The antenna has long been one of the most awkward design constraints in consumer electronics engineering. Every wireless device needs an antenna to transmit and receive radio signals, and the performance of that antenna — its gain, its ability to handle multiple frequency bands, its sensitivity — is directly tied to its physical size. As devices have become thinner, lighter, and more densely packed with other components, the space available for antennas has shrunk, creating a persistent tension between connectivity performance and form factor. This problem has become more acute with the transition to 5G, which requires devices to support a significantly wider range of frequency bands simultaneously, and with the proliferation of IoT devices that need reliable wireless connectivity in extremely small enclosures.

Sofant's MEMS-based antenna approach addresses this by using microfabrication techniques to produce antennas that are substantially smaller than conventional designs while maintaining competitive or superior performance across multiple frequency bands. MEMS fabrication enables fine-grained control over the antenna's physical structure, allowing designs that would be impractical to produce using conventional manufacturing. The antennas can be fabricated directly onto semiconductor substrates, enabling integration with other chip-level components and simplifying the manufacturing process for device makers.

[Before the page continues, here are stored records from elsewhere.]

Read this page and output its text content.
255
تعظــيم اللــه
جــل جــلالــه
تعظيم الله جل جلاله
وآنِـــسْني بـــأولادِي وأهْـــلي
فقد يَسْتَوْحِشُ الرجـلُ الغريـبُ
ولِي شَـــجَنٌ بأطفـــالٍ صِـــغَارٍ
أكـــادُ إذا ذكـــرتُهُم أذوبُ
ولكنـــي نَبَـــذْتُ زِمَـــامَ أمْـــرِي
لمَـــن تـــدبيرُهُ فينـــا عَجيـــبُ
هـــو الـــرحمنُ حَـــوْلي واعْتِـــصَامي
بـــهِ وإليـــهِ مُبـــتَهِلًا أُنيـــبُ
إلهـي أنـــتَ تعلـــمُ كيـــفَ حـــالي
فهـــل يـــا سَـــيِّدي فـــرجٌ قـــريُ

The Scottish Venture Fund backing reflects Scotland's growing deeptech ecosystem, anchored by the universities of Edinburgh and Glasgow, which have produced strong research in MEMS, semiconductors, and photonics. Kelvin Capital is a Scottish early-stage investor with particular experience in hardware and engineering companies. The funding will be used to further develop the antenna technology, advance towards manufacturing-ready designs, and build commercial relationships with consumer electronics and IoT device manufacturers.